Our new principal cut lunch to 15 minutes.
Not 15 minutes to eat.
15 minutes total.
Line. Food. Sit down. Eat. Trash. Done.
The legal lunch requirement in our district was 30–45 minutes. We were already at the minimum.
Then a new principal showed up and decided middle schoolers needed to “learn time management.”
On the first day, we rushed to lunch like normal.
Sat down. Ready to eat.
Then got told to wait because the principal needed to explain the new “lunch rules.”
He talked for 10 minutes.
By the time we got through the line and sat down, the bell rang.
Lunch was over.
No one had even taken a bite.
An entire cafeteria full of 7th graders just sat there holding untouched trays while he got on the mic and said:
“Have a good day, students.”
That was it.
No explanation. No second lunch.
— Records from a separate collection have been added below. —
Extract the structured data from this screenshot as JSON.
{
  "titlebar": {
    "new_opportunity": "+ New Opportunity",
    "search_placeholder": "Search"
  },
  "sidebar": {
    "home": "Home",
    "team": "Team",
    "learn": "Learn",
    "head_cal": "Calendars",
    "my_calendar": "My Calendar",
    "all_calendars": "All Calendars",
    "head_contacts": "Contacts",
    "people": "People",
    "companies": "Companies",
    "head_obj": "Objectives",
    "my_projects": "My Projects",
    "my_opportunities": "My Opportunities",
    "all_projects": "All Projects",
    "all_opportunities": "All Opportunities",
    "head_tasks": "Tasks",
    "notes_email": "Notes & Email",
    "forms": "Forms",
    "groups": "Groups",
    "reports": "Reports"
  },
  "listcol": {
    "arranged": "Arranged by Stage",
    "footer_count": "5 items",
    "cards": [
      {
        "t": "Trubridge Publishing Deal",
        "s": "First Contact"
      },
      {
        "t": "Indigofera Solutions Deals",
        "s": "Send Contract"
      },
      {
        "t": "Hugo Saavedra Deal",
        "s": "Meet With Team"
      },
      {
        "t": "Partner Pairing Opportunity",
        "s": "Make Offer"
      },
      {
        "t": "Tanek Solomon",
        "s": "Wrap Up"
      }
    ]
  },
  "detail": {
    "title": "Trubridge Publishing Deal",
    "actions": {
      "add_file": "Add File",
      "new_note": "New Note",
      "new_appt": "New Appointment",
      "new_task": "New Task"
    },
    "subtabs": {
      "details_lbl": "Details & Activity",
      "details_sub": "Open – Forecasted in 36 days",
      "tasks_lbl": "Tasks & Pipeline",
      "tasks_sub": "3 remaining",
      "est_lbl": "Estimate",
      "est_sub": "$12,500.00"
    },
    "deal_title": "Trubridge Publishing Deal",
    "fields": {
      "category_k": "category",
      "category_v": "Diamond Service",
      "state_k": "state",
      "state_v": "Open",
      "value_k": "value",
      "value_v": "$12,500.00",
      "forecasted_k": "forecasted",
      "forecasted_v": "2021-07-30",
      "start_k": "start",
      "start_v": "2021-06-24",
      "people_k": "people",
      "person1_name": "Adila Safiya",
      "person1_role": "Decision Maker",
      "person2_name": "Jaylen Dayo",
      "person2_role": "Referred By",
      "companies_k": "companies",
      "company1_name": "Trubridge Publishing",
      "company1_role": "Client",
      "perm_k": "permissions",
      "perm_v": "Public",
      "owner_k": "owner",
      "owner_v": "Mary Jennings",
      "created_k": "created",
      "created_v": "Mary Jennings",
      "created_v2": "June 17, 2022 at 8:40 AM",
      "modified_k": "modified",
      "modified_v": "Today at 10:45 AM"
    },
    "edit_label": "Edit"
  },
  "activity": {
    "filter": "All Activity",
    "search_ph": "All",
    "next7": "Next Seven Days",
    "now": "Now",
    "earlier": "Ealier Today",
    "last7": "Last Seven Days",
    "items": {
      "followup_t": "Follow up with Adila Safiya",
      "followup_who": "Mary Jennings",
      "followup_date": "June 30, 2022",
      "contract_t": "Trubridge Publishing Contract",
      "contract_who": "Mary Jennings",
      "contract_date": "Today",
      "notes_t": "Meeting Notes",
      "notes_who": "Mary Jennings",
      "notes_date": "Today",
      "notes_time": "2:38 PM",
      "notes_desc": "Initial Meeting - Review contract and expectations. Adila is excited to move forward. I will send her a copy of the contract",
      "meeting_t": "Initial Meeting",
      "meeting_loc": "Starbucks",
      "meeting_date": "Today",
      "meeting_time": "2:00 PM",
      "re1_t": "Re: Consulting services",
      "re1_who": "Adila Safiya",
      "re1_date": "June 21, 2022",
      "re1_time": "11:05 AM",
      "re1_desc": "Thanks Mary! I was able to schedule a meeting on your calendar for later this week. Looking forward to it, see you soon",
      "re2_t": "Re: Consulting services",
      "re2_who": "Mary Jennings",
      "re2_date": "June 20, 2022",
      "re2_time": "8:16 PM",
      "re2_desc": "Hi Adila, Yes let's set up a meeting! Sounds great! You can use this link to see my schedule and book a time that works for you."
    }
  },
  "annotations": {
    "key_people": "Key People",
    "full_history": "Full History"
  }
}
Nothing.
Just kids throwing away full trays of food because lunch ended before anyone got to eat.
I asked a teacher what was going on.
She looked nervous and quietly said lunch was only 15 minutes now.
No warning. No notice to parents. Nothing.
So I asked the principal why he thought this was okay.
He looked me dead in the face and said:
“Students need to learn to eat faster and manage their time better.”
So I called my mom right in front of him.
His face changed instantly.
Turns out there was a reason for that.
What he did was illegal.
My mom made a few calls, checked district policy, and two weeks later lunch was suddenly 40 minutes again.
Funny how fast “time management” disappears when lawyers start asking questions.